Bearish: Risk premiums very low – return-free risk – don't adequately compensate investors for risks: CPI & record issuance. Turning a blind eye to fundamentals or risk, is a good indicator of a bubble.


Increased issuance will put pressure on FX & yields (e.g. US 10yr +1% YTD on record issuance announcement). However, a degree of inflation is beneficial, since it will reduce the debt burden
In recent years, demand for US government debt has been stoked by developing countries running huge trade surpluses with the US and recycling dollars by buying Treasuries. However, many are facing growing pressure to stimulate their own economies and are seeing their current account surpluses decline as global demand diminishes.

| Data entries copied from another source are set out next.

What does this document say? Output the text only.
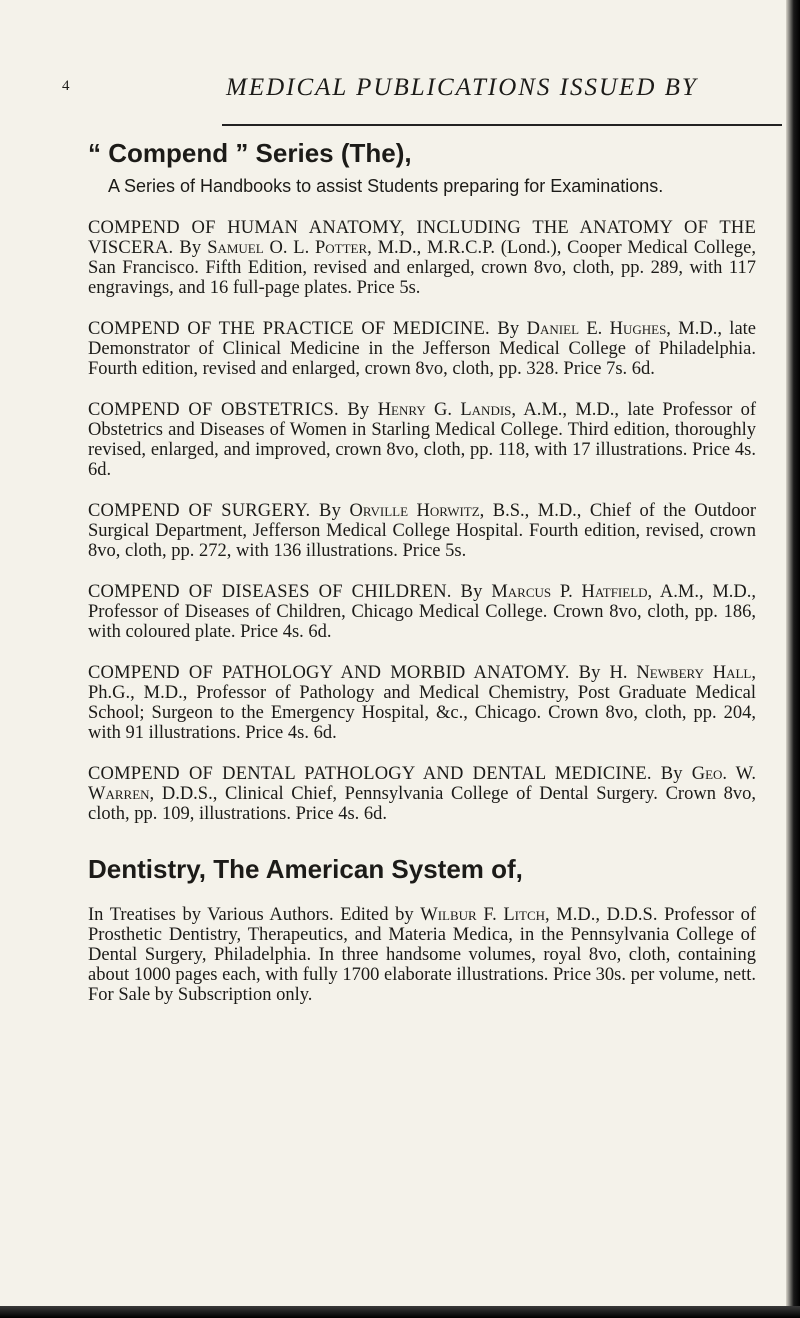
4	MEDICAL PUBLICATIONS ISSUED BY
“ Compend ” Series (The),

A Series of Handbooks to assist Students preparing for Examinations.

COMPEND OF HUMAN ANATOMY, INCLUDING THE ANATOMY OF THE VISCERA. By Samuel O. L. Potter, M.D., M.R.C.P. (Lond.), Cooper Medical College, San Francisco. Fifth Edition, revised and enlarged, crown 8vo, cloth, pp. 289, with 117 engravings, and 16 full-page plates. Price 5s.

COMPEND OF THE PRACTICE OF MEDICINE. By Daniel E. Hughes, M.D., late Demonstrator of Clinical Medicine in the Jefferson Medical College of Philadelphia. Fourth edition, revised and enlarged, crown 8vo, cloth, pp. 328. Price 7s. 6d.

COMPEND OF OBSTETRICS. By Henry G. Landis, A.M., M.D., late Professor of Obstetrics and Diseases of Women in Starling Medical College. Third edition, thoroughly revised, enlarged, and improved, crown 8vo, cloth, pp. 118, with 17 illustrations. Price 4s. 6d.

COMPEND OF SURGERY. By Orville Horwitz, B.S., M.D., Chief of the Outdoor Surgical Department, Jefferson Medical College Hospital. Fourth edition, revised, crown 8vo, cloth, pp. 272, with 136 illustrations. Price 5s.

COMPEND OF DISEASES OF CHILDREN. By Marcus P. Hatfield, A.M., M.D., Professor of Diseases of Children, Chicago Medical College. Crown 8vo, cloth, pp. 186, with coloured plate. Price 4s. 6d.

COMPEND OF PATHOLOGY AND MORBID ANATOMY. By H. Newbery Hall, Ph.G., M.D., Professor of Pathology and Medical Chemistry, Post Graduate Medical School; Surgeon to the Emergency Hospital, &c., Chicago. Crown 8vo, cloth, pp. 204, with 91 illustrations. Price 4s. 6d.

COMPEND OF DENTAL PATHOLOGY AND DENTAL MEDICINE. By Geo. W. Warren, D.D.S., Clinical Chief, Pennsylvania College of Dental Surgery. Crown 8vo, cloth, pp. 109, illustrations. Price 4s. 6d.

Dentistry, The American System of,

In Treatises by Various Authors. Edited by Wilbur F. Litch, M.D., D.D.S. Professor of Prosthetic Dentistry, Therapeutics, and Materia Medica, in the Pennsylvania College of Dental Surgery, Philadelphia. In three handsome volumes, royal 8vo, cloth, containing about 1000 pages each, with fully 1700 elaborate illustrations. Price 30s. per volume, nett. For Sale by Subscription only.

Index linked markets attractive (despite recent rally in BEIs) as only LT risk free asset. Whilst deleveraging in the short term ≠ CPI. However, the further interest rates fall in the short term, the greater the risk of inflation in the medium to long term. Thus, at some point, assuming the stimulus has the desired effect of reflating the economy, inflation will rise again, possibly in an aggressive manner. Moreover, given that the stimulus is funded by record amounts of government borrowing, yields are likely to respond in kind to both rising inflation and issuance as investors demand a higher risk premium. Indeed, it is possible that governments and central banks may wish to induce a period of above target inflation in order to reduce the public and private debt burden.


UK 10yr BEI 2.1% = just over BoE CPI target & risk to upside.